Maria Montez em Mulher Satânica

Todavia, o segundo filme para o qual foi designado, não modificou sua situação profissional, a não ser a oportunidade de fazer seu primeiro filme em cores, Mulher Satânica / Cobra Woman / 1943, aventura tropical desenrolada em um arquipélago imaginário do Oceano Índico, estrelada pelo trio Maria Montez, Jon Hall e Sabu.

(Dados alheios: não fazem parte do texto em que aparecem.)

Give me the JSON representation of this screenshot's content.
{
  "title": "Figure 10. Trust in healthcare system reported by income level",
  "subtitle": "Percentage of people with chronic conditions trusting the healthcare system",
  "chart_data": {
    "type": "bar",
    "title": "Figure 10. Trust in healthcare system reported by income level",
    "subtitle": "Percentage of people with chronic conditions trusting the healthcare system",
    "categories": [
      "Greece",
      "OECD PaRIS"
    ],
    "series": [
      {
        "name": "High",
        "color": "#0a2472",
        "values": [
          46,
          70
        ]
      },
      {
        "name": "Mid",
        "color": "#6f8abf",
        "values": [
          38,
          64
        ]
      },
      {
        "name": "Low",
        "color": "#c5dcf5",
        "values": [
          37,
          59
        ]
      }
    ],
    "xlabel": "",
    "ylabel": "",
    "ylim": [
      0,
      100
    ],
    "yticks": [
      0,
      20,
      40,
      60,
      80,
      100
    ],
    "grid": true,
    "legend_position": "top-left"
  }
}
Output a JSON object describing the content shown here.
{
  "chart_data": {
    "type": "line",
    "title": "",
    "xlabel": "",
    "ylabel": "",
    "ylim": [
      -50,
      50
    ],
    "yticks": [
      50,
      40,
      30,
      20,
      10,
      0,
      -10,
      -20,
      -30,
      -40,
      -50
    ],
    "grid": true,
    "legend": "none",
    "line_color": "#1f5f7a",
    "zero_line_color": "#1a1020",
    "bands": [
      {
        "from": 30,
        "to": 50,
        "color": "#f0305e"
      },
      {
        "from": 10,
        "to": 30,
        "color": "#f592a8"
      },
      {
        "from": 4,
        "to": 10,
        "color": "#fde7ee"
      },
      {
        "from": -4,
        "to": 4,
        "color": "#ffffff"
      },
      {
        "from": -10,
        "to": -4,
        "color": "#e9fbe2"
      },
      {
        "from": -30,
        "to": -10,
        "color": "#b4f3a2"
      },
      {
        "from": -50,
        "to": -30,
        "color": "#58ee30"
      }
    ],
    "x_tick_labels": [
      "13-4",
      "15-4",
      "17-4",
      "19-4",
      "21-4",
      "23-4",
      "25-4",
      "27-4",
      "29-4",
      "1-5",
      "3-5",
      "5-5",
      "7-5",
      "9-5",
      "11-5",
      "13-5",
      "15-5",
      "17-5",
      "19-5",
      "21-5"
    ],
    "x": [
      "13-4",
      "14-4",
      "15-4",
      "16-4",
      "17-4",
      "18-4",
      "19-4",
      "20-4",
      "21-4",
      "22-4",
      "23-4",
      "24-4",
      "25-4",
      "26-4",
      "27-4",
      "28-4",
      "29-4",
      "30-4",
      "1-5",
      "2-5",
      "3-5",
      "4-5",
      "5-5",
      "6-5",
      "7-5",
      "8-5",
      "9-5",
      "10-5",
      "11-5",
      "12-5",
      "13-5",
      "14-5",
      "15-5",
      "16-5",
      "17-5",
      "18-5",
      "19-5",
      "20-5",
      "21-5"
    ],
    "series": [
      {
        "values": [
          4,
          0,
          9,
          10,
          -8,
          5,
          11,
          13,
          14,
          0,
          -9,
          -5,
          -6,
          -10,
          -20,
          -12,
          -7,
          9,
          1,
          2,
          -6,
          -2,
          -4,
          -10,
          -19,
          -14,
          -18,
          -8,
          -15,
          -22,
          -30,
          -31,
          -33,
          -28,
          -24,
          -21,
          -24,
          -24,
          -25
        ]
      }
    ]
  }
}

Com sua eficiência habitual, o diretor conduziu a ação em um rítmo rápido, construindo sequências empolgantes, entre elas, aquela em que a sacerdotiza cruel e sanguinária designa as próximas vítimas do vulcão. O filme obteve sucesso como entretenimento e rendeu um bom lucro para a Universal.

Apesar de ter tido um aumento de salário, R. Siodmak se desesperava por não ter tido ainda oportunidade de abordar os temas que lhe interessavam até que sua boa fada apareceu sob os traços da produtora Joan Harrison. Graças a ela, o cineasta pôde realizar seu primeiro filme noir.